«Счастливые люди не идут на войну добровольно», – эту фразу из старого французского фильма не выносят суровые патриоты, но обожают их жены. Ее иногда вспоминают и после того, как успешный и, на первый взгляд, здравомыслящий деятель заявляет, что хочет заняться политикой. Пословица про Ерему, который несколько опрометчиво бросил точить свои веретена, позволяет выразить эмоции более экспрессивно, но мягкий привкус сожаления в ней не так ощутим, а он, безусловно, важен.
Знаменитый певец Паата Бурчуладзе идет в политику, не имея никакого опыта, если не считать таковым исполнение вокальных партий Бориса Годунова, Филиппа II Испанского и Аттилы. Ах, да, был еще царь Додон из «Золотого петушка», а это почти «Государь» Макиавелли в оперном эквиваленте. А если серьезно – отсутствие опыта в грузинской политике сродни отсутствию фонаря на змеином болоте, погруженном во мрак. Кажется, безумству храбрых следует посвятить еще одну песню, а лучше арию из оперы Леонкавалло «Паяцы».

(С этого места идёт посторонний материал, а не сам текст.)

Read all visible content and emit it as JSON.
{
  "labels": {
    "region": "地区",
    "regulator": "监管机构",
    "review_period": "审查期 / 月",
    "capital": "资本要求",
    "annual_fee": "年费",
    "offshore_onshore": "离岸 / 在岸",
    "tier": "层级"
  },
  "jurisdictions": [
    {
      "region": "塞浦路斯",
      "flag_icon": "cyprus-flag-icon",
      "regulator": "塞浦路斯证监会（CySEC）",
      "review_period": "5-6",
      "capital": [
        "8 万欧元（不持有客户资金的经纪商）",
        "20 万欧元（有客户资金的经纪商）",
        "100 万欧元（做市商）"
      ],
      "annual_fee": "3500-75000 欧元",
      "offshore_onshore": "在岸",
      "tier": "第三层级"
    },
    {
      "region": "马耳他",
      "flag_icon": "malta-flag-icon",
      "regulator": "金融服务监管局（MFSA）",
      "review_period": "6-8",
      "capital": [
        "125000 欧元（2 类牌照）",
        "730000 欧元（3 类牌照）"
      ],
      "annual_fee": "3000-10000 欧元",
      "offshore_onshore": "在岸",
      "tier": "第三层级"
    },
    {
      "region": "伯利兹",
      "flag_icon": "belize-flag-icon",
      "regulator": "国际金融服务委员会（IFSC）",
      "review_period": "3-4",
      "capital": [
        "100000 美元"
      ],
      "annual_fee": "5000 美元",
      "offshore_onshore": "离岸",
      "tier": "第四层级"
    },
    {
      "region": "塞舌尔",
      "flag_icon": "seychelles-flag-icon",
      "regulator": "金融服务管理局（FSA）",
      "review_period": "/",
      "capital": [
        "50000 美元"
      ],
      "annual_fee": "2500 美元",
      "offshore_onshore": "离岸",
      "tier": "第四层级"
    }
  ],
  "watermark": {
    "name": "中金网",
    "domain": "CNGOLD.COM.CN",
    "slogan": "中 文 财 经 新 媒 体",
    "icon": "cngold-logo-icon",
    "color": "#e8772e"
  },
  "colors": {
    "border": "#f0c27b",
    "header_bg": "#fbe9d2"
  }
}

Говорить о политических перспективах Бурчуладзе сложно. Состав его команды неизвестен, общая стратегия пока не просматривается, мы даже не знаем, умеет ли он «держать удар». Но если уж прогнозировать навскидку, сопоставляя различные социологические данные, результат получится примерно таким: при условии вдумчивого подбора кадров и удачного проведения кампании новая партия сможет претендовать на 7-8% голосов избирателей. Рассуждать о черных лебедях, роялях в кустах и прочих чудесах в решете еще рано. Но один отрывок из дебютного (весьма сумбурного) обращения Бурчуладзе тем не менее заслуживает пристального внимания.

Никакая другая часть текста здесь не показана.